I've answered quite a few questions about noise words, but his came
at the issue from a little bit different angle. Here's his email:
Hi John,
Your article "Using Index Server to Search Your Web Site",
helped me a lot, but, I'm having a problem with 'reserved words' such
as 'i' and 'about'. To deal with this problem, I need to find the
list of Index Server's reserved words so I can filter them.
Do you know where to find the list?
Thanks, Yu
As it turns out, I didn't know where to find the list... so, I found out.
Having taken the time to do so, I figured I should share the info with everyone.
What are Noise Words?
Noise words are words that are very common and yet have very little meaning.
Words like 'a', 'an', 'the', 'to', 'so', 'with', etc. are found in almost all
documents but provide very little information about the actual meaning of the
document. Therefore, there is very little value to be gained from knowing that
a document contains any of them. Because of this, Index Server is designed to
ignore these type of words when it builds an index from a set of documents.
So, to answer Yu's question from above, you can find the list of all the words that
Index Server considers noise words in the System32 folder of your Windows directory.
There you'll find a bunch of files named noise.xxx, where xxx represents the language
in question. For US English, the file name is noise.enu. On my laptop, the complete
path to this file is C:\Windows\System32\noise.enu. The file is a plain text file and
you can open and edit it using the text editor of your choice (Windows' Notepad works fine).
Editing the List of Noise Words
So why would you want to add or remove a word? Let's say your site is named "ASP 101"
and every page title includes the phrase "ASP 101". In that case, searching for "ASP"
might be pretty pointless since it would return every single document and that really sort of
defeats the point of searching for something now doesn't it?
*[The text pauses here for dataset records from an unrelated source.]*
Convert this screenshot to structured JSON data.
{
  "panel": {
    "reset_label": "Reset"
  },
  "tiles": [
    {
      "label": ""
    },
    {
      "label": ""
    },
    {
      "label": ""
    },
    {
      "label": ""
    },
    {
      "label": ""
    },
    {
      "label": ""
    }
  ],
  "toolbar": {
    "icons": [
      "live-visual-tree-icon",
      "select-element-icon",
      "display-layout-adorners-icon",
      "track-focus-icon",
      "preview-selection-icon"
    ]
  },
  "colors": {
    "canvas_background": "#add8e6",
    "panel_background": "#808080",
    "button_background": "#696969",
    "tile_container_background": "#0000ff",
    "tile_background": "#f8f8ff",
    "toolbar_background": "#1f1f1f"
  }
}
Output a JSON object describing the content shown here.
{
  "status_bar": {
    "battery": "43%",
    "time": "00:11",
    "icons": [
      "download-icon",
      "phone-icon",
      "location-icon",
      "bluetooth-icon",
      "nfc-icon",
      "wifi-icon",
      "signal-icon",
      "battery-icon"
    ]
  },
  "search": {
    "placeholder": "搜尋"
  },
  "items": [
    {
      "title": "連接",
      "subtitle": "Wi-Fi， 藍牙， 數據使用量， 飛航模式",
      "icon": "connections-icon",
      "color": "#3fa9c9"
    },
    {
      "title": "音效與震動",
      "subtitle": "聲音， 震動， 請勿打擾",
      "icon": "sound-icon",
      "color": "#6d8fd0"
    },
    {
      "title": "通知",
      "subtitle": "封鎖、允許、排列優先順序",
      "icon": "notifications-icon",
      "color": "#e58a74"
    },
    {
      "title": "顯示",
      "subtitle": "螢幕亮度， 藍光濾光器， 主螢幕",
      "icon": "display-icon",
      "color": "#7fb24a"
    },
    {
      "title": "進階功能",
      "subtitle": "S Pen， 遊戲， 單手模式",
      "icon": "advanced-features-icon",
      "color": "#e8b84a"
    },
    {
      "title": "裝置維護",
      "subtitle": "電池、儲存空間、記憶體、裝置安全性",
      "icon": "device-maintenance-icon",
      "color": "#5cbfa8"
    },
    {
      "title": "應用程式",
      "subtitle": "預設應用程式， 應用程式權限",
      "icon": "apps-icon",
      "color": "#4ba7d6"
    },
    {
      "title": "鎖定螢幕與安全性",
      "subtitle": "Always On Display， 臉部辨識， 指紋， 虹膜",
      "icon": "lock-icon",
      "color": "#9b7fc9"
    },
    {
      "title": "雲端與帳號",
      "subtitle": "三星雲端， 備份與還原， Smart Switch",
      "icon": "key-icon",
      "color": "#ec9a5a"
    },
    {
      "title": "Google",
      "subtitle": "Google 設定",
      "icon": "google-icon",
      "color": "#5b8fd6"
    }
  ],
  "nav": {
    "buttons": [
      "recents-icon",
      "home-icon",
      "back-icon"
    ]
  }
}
To avoid this problem, we might want to add
"ASP" and "101" to the list of noise words so that Index Server would ignore
them while indexing and produce a smaller index and provide faster search results. It would also
prevent users from searching for "ASP" and getting back an unmanageable set of results.
Editing the noise word list is basically as simple as editing the text file.
As always, you should make a backup copy before you do so and there are a few other
caveats, but they are all discussed in Microsoft's
Knowledge
Base Article #247561 - How to Edit Index Server Noise-Word Lists so I won't go
into them here.
That's All Folks
I hope this article has helped shed some light on the topic of noise words for
all of you using Index Server. And, keep on sending in those questions... someone
has to tell me what you guys want to read about.
As an aside... I just love how much support Microsoft gives Index Server. Check out
all the information at the
Index Server Support Center.
I realize it's not their flagship product or anything, but come on guys... give us something!